Senatore Pd e segretario commissione Agricoltura al Senato

"Prima di tutto: maggiore semplificazione, innovazione, tutela del reddito salvaguardia delle produzioni.

Riteniamo inoltre indispensabile tagliare la burocrazia dei programmi di sviluppo di rurale. Occorre procedere con il ricambio generazionale, che in Italia è stato finora portato avanti con decisione; bisogna investire nelle aree interne che vivono una crisi notevole provocata da massicci fenomeni di spopolamento.

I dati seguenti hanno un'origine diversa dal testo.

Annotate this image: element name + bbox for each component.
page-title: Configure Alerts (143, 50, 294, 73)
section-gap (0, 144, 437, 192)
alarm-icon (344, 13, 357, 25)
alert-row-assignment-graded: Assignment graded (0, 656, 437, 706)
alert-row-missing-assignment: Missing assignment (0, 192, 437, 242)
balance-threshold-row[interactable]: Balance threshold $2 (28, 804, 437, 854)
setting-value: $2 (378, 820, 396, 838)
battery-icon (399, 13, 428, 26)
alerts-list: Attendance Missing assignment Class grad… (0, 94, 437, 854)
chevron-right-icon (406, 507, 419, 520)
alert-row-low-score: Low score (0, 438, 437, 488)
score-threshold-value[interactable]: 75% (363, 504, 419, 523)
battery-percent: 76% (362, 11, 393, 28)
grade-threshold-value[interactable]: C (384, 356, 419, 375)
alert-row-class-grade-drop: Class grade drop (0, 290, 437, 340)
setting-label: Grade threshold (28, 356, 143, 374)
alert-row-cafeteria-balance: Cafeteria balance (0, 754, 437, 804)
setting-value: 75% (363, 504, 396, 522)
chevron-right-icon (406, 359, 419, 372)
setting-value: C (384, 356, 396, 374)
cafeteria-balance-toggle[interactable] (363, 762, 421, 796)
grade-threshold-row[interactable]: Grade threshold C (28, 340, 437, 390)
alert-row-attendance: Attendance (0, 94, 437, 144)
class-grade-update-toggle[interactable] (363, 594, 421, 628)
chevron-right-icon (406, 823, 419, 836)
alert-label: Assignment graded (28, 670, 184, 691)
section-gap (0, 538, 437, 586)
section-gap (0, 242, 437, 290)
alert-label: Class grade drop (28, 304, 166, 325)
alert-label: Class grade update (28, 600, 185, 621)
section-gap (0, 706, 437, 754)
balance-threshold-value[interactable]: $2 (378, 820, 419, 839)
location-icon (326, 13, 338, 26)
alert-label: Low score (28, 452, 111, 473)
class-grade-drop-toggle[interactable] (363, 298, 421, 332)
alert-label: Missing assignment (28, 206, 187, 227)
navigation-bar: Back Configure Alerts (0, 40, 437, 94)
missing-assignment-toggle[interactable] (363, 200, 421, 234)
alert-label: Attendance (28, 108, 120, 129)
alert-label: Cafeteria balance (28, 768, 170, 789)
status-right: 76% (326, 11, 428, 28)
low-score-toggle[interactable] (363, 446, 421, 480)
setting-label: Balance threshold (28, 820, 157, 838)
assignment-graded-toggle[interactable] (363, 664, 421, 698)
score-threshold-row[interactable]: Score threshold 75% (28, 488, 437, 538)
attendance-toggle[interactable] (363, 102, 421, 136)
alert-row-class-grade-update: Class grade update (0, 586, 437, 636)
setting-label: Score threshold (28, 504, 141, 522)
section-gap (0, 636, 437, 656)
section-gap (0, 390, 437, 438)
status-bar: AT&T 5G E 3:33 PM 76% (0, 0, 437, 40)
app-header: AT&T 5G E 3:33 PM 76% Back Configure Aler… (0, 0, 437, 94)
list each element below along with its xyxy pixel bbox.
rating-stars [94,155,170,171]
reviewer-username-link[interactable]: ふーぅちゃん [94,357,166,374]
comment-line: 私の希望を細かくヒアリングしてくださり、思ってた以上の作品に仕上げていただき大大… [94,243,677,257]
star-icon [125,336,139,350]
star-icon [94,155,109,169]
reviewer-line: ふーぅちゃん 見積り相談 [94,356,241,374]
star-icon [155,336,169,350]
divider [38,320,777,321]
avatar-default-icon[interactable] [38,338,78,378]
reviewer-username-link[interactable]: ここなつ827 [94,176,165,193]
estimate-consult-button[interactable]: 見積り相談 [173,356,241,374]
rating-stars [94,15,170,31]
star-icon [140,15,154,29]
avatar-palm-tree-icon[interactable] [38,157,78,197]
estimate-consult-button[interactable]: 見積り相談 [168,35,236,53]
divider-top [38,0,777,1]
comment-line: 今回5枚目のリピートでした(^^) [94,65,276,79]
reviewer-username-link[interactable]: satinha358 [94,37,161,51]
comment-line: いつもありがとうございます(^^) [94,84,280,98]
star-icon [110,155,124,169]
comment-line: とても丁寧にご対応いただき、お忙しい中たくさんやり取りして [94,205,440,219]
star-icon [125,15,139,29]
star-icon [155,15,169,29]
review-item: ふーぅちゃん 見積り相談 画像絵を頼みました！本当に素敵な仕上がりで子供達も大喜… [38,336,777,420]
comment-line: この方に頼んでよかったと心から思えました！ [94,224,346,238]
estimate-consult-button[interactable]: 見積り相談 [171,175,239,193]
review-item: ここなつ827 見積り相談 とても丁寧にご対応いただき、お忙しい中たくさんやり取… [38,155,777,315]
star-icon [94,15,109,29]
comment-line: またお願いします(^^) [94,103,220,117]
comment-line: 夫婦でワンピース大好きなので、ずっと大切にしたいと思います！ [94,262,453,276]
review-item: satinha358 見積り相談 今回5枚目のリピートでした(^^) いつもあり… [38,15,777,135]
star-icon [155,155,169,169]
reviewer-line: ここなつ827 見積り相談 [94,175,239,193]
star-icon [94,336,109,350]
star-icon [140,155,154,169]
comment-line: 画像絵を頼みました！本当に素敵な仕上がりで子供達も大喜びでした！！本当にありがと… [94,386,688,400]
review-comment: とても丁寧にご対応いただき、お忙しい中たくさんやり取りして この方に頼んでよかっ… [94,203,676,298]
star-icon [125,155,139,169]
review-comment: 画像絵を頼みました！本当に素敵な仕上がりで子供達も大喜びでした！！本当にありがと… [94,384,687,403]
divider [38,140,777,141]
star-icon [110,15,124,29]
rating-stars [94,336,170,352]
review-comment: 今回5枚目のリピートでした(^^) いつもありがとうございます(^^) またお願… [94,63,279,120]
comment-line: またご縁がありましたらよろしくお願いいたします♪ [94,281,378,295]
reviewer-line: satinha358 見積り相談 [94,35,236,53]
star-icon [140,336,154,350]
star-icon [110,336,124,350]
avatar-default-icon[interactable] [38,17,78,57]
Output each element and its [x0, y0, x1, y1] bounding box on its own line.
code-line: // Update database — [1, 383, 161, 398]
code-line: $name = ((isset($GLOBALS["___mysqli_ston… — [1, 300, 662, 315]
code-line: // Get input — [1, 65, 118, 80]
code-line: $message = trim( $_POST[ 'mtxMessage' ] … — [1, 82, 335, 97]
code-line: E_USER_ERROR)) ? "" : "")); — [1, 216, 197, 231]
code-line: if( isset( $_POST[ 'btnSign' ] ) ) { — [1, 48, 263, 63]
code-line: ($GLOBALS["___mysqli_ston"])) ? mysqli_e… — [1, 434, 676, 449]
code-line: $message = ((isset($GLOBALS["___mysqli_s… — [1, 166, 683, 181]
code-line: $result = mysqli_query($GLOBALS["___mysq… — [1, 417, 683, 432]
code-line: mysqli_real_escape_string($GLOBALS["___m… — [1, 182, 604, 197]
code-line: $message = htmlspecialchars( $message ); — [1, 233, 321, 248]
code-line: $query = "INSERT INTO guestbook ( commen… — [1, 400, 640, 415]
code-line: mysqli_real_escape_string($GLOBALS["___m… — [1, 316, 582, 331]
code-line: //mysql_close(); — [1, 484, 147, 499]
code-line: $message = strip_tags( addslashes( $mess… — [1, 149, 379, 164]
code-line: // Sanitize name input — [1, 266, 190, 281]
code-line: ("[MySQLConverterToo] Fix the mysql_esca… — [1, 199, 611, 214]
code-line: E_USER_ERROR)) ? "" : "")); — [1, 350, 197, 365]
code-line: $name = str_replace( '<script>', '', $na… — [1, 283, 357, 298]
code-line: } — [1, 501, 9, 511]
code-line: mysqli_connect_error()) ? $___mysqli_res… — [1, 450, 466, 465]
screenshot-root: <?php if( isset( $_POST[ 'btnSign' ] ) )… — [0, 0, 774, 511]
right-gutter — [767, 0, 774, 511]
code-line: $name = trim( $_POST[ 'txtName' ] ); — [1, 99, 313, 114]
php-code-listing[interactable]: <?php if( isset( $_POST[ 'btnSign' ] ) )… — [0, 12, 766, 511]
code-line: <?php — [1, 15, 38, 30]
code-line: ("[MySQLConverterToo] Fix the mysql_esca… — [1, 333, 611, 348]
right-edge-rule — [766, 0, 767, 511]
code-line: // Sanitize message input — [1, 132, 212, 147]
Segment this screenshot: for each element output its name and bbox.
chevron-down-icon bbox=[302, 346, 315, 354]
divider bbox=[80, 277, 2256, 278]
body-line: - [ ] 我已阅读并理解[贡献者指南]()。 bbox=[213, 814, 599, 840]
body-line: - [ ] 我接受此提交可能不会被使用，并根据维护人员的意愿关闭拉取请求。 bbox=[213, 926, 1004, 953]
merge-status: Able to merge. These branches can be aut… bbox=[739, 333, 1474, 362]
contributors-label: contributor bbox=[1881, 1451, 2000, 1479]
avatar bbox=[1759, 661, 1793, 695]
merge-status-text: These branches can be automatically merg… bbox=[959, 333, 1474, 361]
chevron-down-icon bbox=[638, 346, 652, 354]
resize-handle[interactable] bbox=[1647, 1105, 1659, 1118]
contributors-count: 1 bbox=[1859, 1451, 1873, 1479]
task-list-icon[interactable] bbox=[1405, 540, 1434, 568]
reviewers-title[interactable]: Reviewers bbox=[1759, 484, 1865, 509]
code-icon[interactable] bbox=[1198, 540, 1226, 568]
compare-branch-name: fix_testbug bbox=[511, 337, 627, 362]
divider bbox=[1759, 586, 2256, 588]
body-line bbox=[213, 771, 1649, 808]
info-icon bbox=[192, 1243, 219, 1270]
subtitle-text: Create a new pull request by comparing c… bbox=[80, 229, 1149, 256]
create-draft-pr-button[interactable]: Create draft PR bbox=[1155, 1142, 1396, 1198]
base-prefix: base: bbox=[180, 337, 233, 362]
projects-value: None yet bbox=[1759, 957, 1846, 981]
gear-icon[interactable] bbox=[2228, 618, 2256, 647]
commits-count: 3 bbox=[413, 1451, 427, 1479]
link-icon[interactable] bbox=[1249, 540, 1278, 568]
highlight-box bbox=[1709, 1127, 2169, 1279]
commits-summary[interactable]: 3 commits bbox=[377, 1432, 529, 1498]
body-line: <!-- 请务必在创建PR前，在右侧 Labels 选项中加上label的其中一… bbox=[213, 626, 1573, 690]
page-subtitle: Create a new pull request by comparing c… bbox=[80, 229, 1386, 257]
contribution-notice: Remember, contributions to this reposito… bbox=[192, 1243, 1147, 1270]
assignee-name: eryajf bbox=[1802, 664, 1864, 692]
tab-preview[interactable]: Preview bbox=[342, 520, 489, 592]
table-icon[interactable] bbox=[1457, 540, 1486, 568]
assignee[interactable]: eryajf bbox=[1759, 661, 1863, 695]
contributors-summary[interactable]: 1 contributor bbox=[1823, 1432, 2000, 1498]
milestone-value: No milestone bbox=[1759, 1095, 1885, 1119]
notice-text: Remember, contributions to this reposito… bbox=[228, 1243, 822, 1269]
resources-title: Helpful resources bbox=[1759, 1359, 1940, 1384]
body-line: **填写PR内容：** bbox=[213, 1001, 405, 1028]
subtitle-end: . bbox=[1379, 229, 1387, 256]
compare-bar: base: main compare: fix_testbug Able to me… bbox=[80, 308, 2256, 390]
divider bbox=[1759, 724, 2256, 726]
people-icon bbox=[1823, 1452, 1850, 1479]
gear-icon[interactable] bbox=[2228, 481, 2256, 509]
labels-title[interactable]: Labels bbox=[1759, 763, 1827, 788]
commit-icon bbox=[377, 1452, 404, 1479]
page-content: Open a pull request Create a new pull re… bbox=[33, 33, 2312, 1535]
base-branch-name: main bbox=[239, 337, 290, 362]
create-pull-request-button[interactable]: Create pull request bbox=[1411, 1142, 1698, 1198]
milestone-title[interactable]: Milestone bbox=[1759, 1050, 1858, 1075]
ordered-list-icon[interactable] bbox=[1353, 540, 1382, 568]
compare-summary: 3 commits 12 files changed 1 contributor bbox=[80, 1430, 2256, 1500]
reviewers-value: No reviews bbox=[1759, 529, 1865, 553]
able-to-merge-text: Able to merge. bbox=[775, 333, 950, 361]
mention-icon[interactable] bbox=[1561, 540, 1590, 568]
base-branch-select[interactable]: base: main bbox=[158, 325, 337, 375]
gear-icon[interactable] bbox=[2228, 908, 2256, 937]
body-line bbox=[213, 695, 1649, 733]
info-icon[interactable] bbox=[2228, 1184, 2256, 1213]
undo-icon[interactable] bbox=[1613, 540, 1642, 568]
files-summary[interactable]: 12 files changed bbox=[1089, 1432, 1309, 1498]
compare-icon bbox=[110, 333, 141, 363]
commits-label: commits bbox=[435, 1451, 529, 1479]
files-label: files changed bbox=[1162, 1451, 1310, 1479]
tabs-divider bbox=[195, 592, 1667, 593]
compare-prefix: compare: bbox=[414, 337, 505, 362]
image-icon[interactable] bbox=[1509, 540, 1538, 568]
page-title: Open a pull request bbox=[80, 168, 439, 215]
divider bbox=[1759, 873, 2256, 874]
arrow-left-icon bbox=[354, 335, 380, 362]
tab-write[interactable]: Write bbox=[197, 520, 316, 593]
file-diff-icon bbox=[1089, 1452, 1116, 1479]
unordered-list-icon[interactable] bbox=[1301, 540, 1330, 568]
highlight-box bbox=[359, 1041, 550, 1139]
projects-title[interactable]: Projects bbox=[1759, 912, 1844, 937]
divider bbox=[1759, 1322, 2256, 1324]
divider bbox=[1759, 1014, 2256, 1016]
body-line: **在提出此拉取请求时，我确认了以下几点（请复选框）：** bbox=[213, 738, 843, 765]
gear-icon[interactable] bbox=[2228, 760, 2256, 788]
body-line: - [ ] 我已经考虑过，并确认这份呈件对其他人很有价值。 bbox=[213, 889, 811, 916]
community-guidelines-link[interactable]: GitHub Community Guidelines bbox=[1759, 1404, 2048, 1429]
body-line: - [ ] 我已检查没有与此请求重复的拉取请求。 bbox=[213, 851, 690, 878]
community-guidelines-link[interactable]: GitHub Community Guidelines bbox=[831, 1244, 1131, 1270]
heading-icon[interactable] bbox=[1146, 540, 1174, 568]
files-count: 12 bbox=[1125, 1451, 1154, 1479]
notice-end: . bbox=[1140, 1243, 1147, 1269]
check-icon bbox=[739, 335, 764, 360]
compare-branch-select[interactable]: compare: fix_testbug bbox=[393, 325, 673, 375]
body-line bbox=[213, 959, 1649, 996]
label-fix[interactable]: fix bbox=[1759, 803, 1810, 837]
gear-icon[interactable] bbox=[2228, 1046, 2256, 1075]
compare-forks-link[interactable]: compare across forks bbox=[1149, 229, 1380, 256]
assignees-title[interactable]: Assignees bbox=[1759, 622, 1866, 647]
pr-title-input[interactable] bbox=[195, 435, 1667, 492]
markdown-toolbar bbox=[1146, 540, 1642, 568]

Fondamentali sono poi gli investimenti in ricerca e innovazione.

La riforma della Pac deve rappresentare l’occasione per rafforzare gli strumenti disponibili. Ed è necessario l’utilizzo della superficie agricola per la ripartizione delle risorse finanziarie destinate ai pagamenti diretti.

È importante puntare sullo sviluppo rurale, ma occorrono regole più semplici ed è necessario garantire tempi certi.

Basta con le attese troppo lunghe.

Lo sviluppo rurale è fondamentale per la tenuta socio-economica delle aree più deboli, ma anche per garantire forme importanti di occupazione.

Ma il tutto deve essere orientato alla competitività e all’innovazione.

Rimane di particolare importanza confermare le risorse finanziarie in dotazione anche nella futura Pac, garantendo  regole semplici e meno burocrazia" prosegue Ernesto Magorno.

"La nuova Pac deve guardare con particolare attenzione ai giovani in agricoltura, con una dotazione specifica più alta per l’insediamento di under 40.

Innovazione: la sfida dell'agricoltura di precisione e della ricerca agricola.

C’è bisogno di investimenti europei mirati  per sviluppare piattaforme di elaborazione dei Big data agricoli, per dare continuità alla ricerca e al sostegno delle biotecnologie innovative e sostenibili, agli investimenti in tecnologie e agricoltura di precisione.

Ecco perché la proposta di riforma presentata allo stato non è condivisibile e potrebbe far perdere all’Italia circa 2,7 miliardi. Questo avrebbe un forte impatto negativo sui redditi degli agricoltori. Ragion per cui avanziamo proposte concrete e migliorative, rispondenti alla domanda di qualità e innovazione che proviene dal nostro comparto agricolo".